Ware worked as a test engineer at the Wright engine test facility at Paterson, New Jersey, then instructed mathematics at the Virginia Polytechnic Institute until he was hired as a flight test engineer at Lockheed in 1941, a few months before the attack on Pearl Harbor in December of that year. During World War II, as well as working in his career at Lockheed, he served in the Civil Air Patrol with Robert Cummings.

== Career at Lockheed ==

Ware was the flight test engineer in charge of numerous advanced military and reconnaissance aircraft at the Skunk Works, Lockheed, from 1941 to 1974, including but not limited to the Hudson Bomber, the P-38 Lightning, the AT-22 (Flight Engineer Trainer, Sheppard Field, TX) during WWII, the YP-80A, all radial-engined and turbo-prop variants of the Constellation, including (serial number) "1961" (Howard Hughes' former personal airplane which was used at Lockheed as an engine and prototype testbed) and the WV-2 (as well as the WV-2E roto-dome prototype), Columbines II and III (which were the first Air Force Ones for President Dwight D. Eisenhower), the P-2 series, the YP-3V1 Orion prototype and series including the P-3A&B, the YC-130 Hercules, the Model 286, Lockheed's XH-51 and AH-56 Cheyenne helicopters, the F-104 Starfighter, Lockheed's space shuttle proposal, and was also Department Manager of Engineering Flight Test for the U-2 and the SR-71 Blackbird. Area 51 was made a test base for the U-2 and was later used for flight testing the A-12 and the SR-71.

== In retirement ==

After retiring from Lockheed in 1974, Ware engaged in an active career in the United States Coast Guard Auxiliary attaining the rank of commander.
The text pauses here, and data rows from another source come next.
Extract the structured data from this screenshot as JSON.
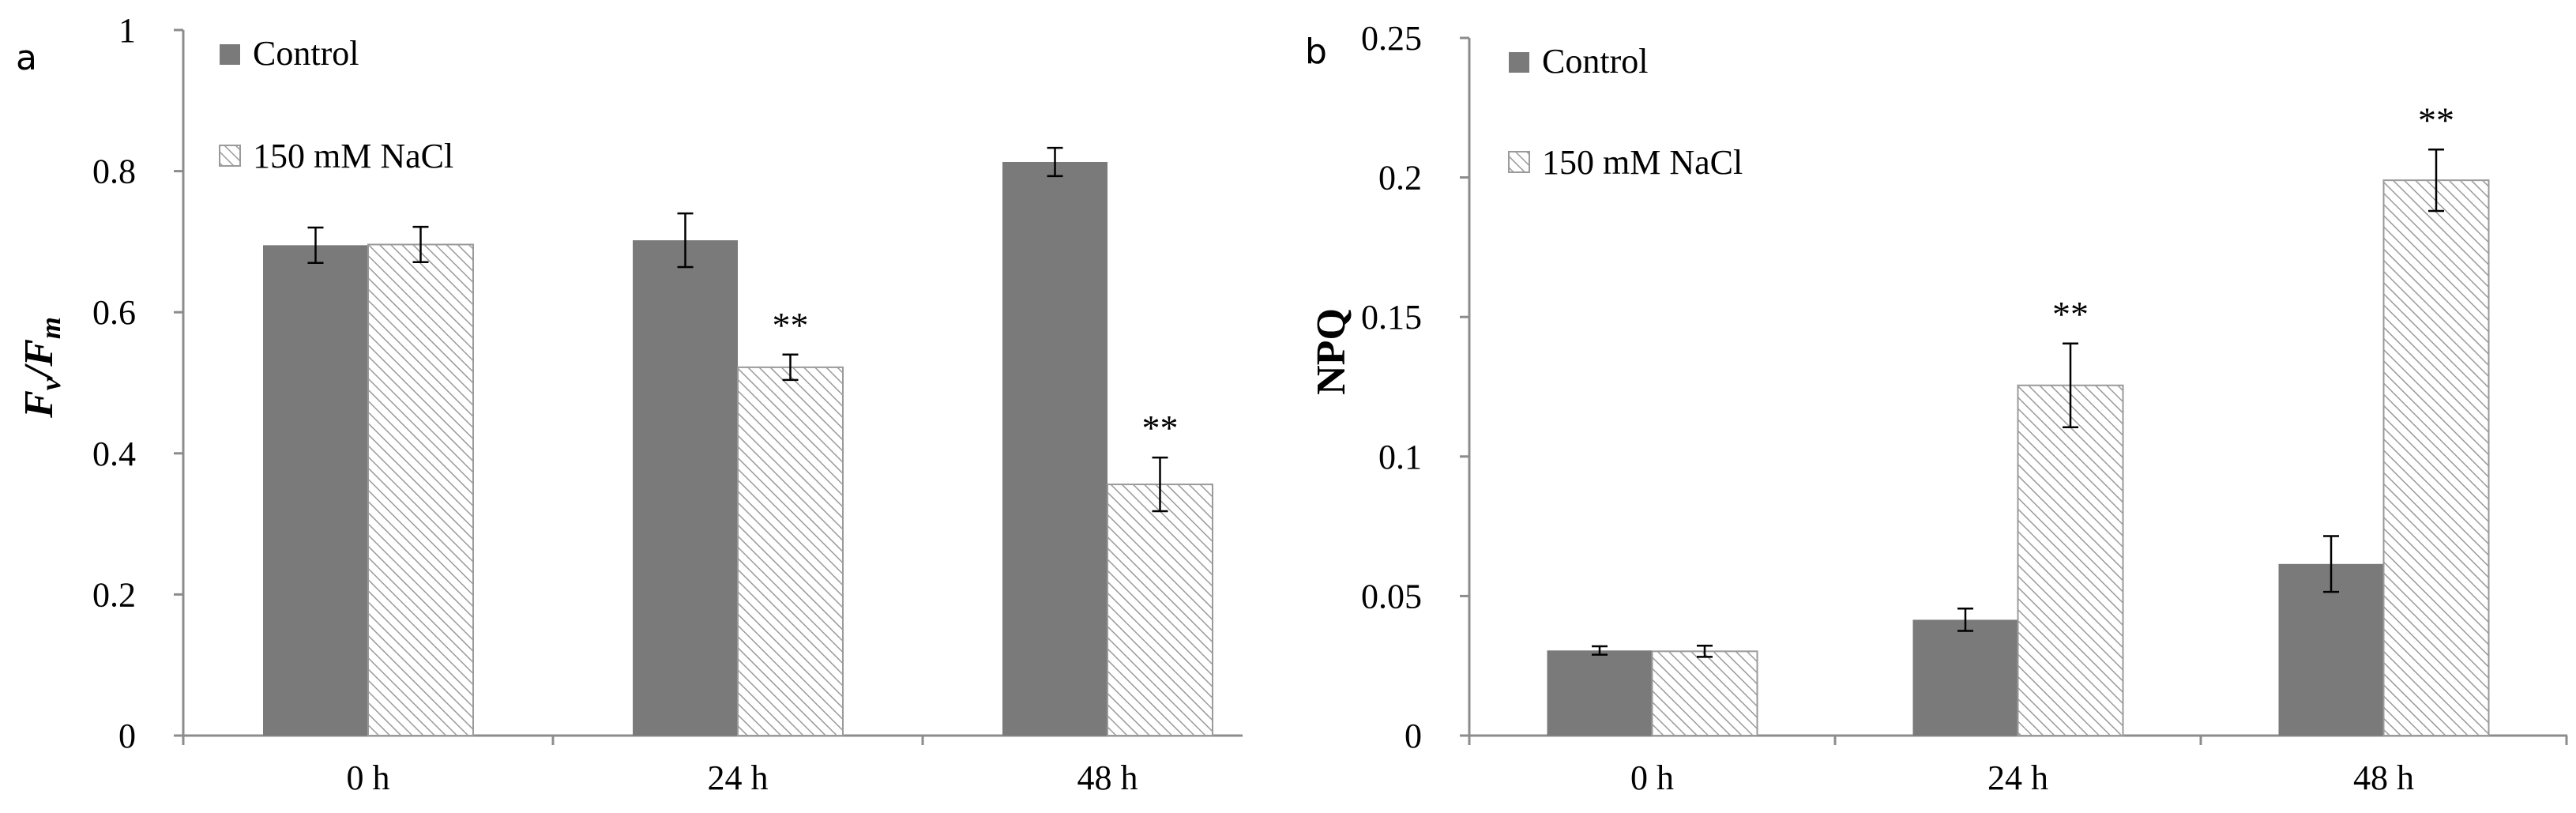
{
  "colors": {
    "control": "#7a7a7a",
    "nacl_fill": "#ffffff",
    "nacl_hatch": "#9a9a9a",
    "axis": "#8c8c8c",
    "text": "#000000",
    "error_bar": "#000000"
  },
  "chart_data": [
    {
      "panel_label": "a",
      "type": "bar",
      "ylabel_main": "F",
      "ylabel_sub1": "v",
      "ylabel_slash": "/",
      "ylabel_main2": "F",
      "ylabel_sub2": "m",
      "xlabel": "",
      "ylim": [
        0,
        1
      ],
      "yticks": [
        0,
        0.2,
        0.4,
        0.6,
        0.8,
        1
      ],
      "ytick_labels": [
        "0",
        "0.2",
        "0.4",
        "0.6",
        "0.8",
        "1"
      ],
      "categories": [
        "0 h",
        "24 h",
        "48 h"
      ],
      "series": [
        {
          "name": "Control",
          "values": [
            0.695,
            0.702,
            0.813
          ],
          "errors": [
            0.025,
            0.038,
            0.02
          ],
          "annotations": [
            "",
            "",
            ""
          ]
        },
        {
          "name": "150 mM NaCl",
          "values": [
            0.696,
            0.522,
            0.356
          ],
          "errors": [
            0.025,
            0.018,
            0.038
          ],
          "annotations": [
            "",
            "**",
            "**"
          ]
        }
      ],
      "legend": [
        "Control",
        "150 mM NaCl"
      ],
      "legend_position": "top-left"
    },
    {
      "panel_label": "b",
      "type": "bar",
      "ylabel": "NPQ",
      "xlabel": "",
      "ylim": [
        0,
        0.25
      ],
      "yticks": [
        0,
        0.05,
        0.1,
        0.15,
        0.2,
        0.25
      ],
      "ytick_labels": [
        "0",
        "0.05",
        "0.1",
        "0.15",
        "0.2",
        "0.25"
      ],
      "categories": [
        "0 h",
        "24 h",
        "48 h"
      ],
      "series": [
        {
          "name": "Control",
          "values": [
            0.0305,
            0.0415,
            0.0615
          ],
          "errors": [
            0.0015,
            0.004,
            0.01
          ],
          "annotations": [
            "",
            "",
            ""
          ]
        },
        {
          "name": "150 mM NaCl",
          "values": [
            0.0302,
            0.1255,
            0.199
          ],
          "errors": [
            0.002,
            0.015,
            0.011
          ],
          "annotations": [
            "",
            "**",
            "**"
          ]
        }
      ],
      "legend": [
        "Control",
        "150 mM NaCl"
      ],
      "legend_position": "top-left"
    }
  ]
}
A lifelong pilot, and holding a commercial certificate, he flew flag officers of the Coast Guard in his personal aircraft, such as a Beechcraft Duke and engaged in search and rescue operations with same, as well as his T-28, and also in counter terrorist activities with the Coast Guard on his boat. He and his third wife, Jenna, owned numerous airplanes, including but not limited to the T-28 Fennec and an award-winning 1937 SR-9B Stinson "Gullwing" Reliant.

On September 4, 1998, Ware, his wife Jenna Ware (social worker and transsexual), and Hayden Griffin, Ph.D. (Virginia Tech professor of engineering), co-founded the Joseph F. Ware Jr. Advanced Engineering Laboratory at Virginia Tech.